The Leichtag Foundation aims to have its entire portfolio in “mission-aligned” investments by 2025, Charlene Seidle, executive vice president of the foundation, told eJewishPhilanthropy. “It’s a culture shift and it’s a constant educational process,” Seidle said. “But there’s more awareness now that you can do well and do good.”
Based in both Encinitas, Calif., near San Diego, and Jerusalem, the foundation, which has $105 million in assets, has adopted a “broad” definition of mission alignment that includes programs and projects compatible with or directly supportive of the foundation’s work in those locations, or that combat climate change, Seidle said. Financial return is still a goal, but it’s considered along with other measures, such as “social good,” when deciding whether to invest, and how to gauge the success of an investment.
“Leichtag is the first Jewish organization to go all-in on impact investing,” said Julie Hammerman, the founder and CEO of JLens, which maintains an index of about 300 public companies screened for compatibility with a set of six Jewish values. “They’re setting a terrific example of a partnership between the mission side and the investment side.”

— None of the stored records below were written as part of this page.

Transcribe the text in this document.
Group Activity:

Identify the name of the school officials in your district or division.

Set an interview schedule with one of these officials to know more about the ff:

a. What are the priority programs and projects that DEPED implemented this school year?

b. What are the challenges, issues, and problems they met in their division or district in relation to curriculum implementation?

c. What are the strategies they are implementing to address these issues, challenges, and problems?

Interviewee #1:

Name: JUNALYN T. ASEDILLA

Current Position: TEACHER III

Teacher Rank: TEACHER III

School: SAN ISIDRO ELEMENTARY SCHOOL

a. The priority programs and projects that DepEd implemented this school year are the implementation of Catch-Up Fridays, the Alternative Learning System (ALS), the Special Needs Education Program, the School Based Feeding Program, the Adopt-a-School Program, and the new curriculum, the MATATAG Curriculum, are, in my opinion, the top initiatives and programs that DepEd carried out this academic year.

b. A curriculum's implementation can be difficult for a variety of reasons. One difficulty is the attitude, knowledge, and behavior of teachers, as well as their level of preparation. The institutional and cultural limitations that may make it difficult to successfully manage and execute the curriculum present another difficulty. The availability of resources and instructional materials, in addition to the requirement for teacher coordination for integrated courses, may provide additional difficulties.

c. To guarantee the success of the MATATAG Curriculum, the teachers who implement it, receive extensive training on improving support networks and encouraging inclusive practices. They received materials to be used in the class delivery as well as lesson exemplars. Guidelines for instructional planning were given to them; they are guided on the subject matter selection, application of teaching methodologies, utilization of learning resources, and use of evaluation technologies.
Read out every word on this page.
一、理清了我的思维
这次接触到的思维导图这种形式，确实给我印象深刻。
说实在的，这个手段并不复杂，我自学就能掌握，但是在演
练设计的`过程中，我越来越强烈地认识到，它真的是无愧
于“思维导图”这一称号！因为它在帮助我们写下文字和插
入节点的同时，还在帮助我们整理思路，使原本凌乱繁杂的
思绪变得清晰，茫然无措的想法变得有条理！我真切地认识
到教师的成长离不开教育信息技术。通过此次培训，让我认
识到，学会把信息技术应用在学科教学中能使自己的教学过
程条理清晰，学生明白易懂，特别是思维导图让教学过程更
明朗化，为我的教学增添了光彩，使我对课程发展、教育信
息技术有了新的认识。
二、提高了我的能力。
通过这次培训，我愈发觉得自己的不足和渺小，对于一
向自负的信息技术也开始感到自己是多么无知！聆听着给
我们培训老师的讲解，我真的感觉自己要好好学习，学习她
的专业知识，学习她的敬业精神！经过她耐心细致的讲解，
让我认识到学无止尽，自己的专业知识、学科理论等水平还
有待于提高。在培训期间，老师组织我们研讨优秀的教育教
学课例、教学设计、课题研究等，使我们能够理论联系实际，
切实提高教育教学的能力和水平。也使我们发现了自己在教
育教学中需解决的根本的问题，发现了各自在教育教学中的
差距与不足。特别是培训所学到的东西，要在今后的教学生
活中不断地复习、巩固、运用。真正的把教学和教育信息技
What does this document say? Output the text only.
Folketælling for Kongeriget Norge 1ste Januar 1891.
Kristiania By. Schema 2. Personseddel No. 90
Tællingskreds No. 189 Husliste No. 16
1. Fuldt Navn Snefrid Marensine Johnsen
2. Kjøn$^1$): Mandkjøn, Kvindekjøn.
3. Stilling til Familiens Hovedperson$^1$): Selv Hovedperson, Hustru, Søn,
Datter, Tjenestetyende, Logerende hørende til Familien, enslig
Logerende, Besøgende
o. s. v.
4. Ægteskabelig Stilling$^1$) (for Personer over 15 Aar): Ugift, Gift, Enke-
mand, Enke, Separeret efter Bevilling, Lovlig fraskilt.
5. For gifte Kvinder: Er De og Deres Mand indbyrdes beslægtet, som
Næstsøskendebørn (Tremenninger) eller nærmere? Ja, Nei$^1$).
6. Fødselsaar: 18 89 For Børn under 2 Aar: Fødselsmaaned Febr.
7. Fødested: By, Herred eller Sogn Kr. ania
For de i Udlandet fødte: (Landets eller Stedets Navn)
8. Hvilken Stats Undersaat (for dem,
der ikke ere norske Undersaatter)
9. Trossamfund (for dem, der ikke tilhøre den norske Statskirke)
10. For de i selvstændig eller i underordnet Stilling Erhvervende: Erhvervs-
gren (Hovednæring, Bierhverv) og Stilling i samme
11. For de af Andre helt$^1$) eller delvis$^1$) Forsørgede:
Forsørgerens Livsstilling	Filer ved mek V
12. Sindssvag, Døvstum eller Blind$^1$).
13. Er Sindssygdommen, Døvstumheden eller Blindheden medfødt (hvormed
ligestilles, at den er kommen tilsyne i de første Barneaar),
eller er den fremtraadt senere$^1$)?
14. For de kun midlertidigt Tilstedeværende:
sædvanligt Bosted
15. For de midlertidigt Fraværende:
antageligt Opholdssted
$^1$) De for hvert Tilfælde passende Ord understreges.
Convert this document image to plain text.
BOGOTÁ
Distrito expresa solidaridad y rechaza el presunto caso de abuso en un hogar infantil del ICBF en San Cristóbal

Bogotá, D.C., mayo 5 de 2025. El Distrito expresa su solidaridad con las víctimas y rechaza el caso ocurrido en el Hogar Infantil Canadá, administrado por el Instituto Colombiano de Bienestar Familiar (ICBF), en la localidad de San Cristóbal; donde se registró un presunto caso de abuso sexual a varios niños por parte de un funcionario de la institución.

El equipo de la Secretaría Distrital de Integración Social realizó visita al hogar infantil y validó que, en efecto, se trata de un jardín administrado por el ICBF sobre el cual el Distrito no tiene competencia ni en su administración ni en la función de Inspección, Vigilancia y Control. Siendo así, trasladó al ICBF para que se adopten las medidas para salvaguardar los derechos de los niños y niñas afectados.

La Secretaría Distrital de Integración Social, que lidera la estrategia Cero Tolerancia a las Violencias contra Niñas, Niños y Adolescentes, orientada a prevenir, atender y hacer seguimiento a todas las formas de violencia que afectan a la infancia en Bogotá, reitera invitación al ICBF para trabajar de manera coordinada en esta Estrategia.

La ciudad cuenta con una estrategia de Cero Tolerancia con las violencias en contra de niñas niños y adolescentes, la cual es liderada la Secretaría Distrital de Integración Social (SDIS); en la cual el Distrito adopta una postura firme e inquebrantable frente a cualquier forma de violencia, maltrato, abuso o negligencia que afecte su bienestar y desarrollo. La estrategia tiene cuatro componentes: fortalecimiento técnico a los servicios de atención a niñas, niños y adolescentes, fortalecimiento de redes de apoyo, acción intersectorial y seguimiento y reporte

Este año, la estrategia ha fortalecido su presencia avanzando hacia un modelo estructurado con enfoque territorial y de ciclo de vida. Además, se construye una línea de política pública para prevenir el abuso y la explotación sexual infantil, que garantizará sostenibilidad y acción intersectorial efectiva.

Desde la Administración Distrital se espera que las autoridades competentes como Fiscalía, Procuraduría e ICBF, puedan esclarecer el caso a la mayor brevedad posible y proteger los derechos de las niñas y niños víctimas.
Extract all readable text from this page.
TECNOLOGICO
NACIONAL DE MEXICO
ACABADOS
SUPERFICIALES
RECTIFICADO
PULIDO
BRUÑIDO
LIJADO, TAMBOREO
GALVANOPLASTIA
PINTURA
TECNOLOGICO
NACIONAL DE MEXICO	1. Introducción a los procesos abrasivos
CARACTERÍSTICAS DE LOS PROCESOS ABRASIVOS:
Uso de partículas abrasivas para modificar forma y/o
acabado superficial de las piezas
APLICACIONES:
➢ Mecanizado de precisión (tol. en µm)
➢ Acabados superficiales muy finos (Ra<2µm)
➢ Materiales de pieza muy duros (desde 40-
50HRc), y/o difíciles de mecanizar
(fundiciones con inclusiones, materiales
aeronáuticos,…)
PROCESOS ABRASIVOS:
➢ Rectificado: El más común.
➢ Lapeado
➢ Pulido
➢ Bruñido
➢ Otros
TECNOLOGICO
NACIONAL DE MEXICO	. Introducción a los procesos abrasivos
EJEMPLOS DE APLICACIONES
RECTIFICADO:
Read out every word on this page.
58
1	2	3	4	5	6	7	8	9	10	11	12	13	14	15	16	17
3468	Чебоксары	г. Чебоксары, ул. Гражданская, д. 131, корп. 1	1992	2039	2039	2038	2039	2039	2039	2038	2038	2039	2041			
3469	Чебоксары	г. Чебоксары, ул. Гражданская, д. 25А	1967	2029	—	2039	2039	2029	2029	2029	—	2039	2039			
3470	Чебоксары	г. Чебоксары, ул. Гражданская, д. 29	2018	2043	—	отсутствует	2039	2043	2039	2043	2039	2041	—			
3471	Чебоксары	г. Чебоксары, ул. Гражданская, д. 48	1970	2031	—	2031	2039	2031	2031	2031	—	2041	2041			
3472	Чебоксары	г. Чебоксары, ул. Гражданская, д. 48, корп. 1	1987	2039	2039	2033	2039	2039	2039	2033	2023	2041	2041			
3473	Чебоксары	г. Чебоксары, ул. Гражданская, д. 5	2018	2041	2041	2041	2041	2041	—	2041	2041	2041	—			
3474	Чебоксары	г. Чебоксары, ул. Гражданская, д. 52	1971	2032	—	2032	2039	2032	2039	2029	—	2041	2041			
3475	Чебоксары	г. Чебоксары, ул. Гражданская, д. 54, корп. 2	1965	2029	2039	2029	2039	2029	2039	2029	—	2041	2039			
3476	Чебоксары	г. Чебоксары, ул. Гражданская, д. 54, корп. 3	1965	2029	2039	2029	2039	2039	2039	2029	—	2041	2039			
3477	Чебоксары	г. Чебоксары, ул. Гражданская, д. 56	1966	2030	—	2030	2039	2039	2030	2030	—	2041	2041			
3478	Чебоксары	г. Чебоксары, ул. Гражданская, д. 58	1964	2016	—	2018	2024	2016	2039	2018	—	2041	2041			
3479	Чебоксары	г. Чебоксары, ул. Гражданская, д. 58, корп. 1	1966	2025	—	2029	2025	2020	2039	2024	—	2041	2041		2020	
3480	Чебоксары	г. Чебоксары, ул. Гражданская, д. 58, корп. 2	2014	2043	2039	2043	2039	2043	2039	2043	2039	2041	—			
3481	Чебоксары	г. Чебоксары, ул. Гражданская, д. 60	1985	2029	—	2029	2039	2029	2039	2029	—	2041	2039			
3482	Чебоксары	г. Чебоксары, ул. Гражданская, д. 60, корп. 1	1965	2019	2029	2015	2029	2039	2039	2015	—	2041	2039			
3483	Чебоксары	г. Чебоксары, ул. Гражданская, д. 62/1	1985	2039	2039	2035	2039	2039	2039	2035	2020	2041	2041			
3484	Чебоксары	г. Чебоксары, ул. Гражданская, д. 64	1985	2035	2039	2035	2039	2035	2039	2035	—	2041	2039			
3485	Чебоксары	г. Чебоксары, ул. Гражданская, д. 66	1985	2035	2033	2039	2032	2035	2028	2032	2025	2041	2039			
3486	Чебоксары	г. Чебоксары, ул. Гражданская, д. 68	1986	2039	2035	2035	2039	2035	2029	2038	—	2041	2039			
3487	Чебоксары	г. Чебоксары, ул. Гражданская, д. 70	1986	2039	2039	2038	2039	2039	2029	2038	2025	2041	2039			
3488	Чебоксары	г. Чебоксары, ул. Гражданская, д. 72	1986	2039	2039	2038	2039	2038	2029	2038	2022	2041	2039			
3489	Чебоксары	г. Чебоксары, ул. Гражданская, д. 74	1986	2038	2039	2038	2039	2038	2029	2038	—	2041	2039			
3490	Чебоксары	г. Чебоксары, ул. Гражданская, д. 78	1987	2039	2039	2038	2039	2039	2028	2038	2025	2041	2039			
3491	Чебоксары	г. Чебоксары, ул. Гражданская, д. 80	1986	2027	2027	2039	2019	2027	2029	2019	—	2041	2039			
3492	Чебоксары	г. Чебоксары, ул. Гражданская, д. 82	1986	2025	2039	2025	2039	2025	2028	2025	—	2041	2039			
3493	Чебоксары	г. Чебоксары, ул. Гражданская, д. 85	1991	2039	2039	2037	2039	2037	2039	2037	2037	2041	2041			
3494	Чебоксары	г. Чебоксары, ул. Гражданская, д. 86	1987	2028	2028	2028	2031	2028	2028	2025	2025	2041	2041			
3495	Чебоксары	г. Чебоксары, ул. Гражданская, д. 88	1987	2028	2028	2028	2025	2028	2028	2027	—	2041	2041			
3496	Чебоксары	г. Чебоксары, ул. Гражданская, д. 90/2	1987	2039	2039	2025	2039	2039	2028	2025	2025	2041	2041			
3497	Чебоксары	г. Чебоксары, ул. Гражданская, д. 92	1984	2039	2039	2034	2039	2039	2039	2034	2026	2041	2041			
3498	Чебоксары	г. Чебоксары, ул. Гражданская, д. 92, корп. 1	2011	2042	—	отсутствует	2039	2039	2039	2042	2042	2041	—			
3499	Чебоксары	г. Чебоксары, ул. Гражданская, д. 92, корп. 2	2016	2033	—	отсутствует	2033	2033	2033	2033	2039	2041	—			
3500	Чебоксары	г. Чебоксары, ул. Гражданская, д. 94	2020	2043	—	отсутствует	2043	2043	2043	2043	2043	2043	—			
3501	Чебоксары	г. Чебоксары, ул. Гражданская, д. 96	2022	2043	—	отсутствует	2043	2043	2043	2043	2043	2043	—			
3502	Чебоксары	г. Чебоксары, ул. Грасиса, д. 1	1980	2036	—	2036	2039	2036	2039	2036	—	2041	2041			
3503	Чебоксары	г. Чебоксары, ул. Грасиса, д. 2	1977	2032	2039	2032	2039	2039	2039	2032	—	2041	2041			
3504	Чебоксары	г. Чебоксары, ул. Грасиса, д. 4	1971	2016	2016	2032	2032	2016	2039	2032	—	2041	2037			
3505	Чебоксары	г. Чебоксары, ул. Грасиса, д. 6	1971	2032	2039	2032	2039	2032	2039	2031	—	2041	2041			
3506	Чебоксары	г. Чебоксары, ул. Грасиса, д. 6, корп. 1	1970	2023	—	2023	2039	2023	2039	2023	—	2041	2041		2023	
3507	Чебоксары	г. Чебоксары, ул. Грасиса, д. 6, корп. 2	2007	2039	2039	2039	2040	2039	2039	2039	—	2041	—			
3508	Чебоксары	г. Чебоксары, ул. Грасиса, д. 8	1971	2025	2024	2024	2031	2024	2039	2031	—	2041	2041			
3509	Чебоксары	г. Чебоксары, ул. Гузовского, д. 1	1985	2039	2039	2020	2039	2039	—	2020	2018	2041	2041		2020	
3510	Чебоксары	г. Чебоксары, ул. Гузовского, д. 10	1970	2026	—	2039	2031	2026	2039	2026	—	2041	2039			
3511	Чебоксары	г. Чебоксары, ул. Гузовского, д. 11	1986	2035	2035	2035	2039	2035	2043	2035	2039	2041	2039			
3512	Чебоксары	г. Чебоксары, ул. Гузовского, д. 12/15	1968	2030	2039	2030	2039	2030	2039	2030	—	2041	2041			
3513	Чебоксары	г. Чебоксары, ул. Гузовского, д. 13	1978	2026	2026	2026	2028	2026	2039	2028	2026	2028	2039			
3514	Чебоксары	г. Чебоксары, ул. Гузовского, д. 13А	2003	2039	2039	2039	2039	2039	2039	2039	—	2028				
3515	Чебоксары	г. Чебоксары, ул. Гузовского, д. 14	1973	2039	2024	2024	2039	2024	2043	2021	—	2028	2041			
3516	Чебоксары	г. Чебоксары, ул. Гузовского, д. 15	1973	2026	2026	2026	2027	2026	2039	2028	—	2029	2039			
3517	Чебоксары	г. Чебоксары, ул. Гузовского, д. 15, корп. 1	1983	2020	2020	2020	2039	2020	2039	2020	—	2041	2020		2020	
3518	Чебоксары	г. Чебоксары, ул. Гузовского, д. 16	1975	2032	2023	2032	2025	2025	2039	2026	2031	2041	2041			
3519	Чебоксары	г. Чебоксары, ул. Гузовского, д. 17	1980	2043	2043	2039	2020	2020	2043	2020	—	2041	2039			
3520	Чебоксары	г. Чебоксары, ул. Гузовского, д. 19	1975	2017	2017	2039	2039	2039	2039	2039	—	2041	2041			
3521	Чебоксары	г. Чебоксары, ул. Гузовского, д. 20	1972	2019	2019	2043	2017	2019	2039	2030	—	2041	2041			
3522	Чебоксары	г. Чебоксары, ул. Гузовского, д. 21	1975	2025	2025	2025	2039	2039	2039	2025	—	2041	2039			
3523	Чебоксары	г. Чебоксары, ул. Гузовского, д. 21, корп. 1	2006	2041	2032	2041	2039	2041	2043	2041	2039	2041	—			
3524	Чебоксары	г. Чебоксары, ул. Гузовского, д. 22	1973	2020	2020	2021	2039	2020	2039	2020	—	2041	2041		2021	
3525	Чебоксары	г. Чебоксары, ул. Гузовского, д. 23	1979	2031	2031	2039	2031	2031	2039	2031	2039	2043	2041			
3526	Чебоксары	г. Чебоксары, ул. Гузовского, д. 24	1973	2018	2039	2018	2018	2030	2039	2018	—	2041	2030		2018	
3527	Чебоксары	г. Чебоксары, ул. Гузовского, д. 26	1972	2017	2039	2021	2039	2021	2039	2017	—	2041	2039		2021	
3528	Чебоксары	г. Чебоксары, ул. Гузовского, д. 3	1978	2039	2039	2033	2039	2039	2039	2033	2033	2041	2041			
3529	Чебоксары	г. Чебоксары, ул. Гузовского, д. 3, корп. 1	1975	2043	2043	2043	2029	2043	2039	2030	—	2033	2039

The structure of Leichtag’s investments runs a wide range; they invest in real assets, like housing, and in the equities screened by JLens.
One example: Leichtag Commons, a 68-acre campus in Encinitas that hosts a farm, educational programs and arts and culture events. The foundation is also considering investments in affordable housing.
Leichtag’s announcement reflects a much broader investment trend, said Hammerman, citing a Bloomberg article that estimates that more than a third of assets globally, or $53 trillion, will be in investments that have met “ESG” criteria — environmental, social and corporate governance — by 2025.
The Jewish world is proceeding relatively slowly, said Michael Lustig, an investor and philanthropist who wrote the Jewish Funders Network’s guide to impact investing.
Assets under management at JLens have increased from $120 million to more than $130 million since June, and 11 Jewish community funds or federations that administer donor-advised funds (DAF), including the Dallas Jewish Community Foundation, the Jewish Federation of Greater Pittsburgh and the Oregon Jewish Community Foundation, are offering JLens as an investment option to DAF holders, Hammerman said.
Leichtag’s effort to make its entire portfolio mission-aligned is a work in progress that’s compatible with the foundation’s culture of “learning by doing,” Seidle said.
The foundation is limited in how much of its capital it can put into certain impact investments, such as those in startup social enterprises, that require a long-term commitment, Seidle said. As it seeks more opportunities, it is increasingly looking for liquid options that yield a return more quickly.
Leichtag is also working with a task force to customize its own measurements of impact, and has been particularly influenced by the work of the Heron Fund, one of the first foundations to announce its intention to put its entire portfolio into mission-aligned investments.
Jewish community foundations are more likely to explore impact investing because they are competing to attract new DAF holders against the biggest administrators in the country, such as Fidelity Charitable, Hammerman said.
“They have to be creative and innovative, and impact appeals to younger donors or people who aren’t currently investing,” she added.
Federations, by contrast, tend to have long-established processes of managing their endowments with the help of investment committees and advisors.
Lustig said that as a supporter of UJA-Federation of New York, he had tried to encourage impact investing but didn’t have as much influence as he wanted.
However, the New York federation has allocated 3% of its endowment to Israel bonds and funds, Eric Goldstein, the federation’s CEO, told eJewishPhilanthropy.
“I consider that a good move in the right direction,” Lustig said.
Goldstein also said that the federation considers ESG values in selecting its investment managers, and that it has declined to work with managers who have invested in businesses such as predatory debt collection.
“That’s not a business we’re comfortable investing in, because it’s antithetical to the mission we’re in,” Goldstein said.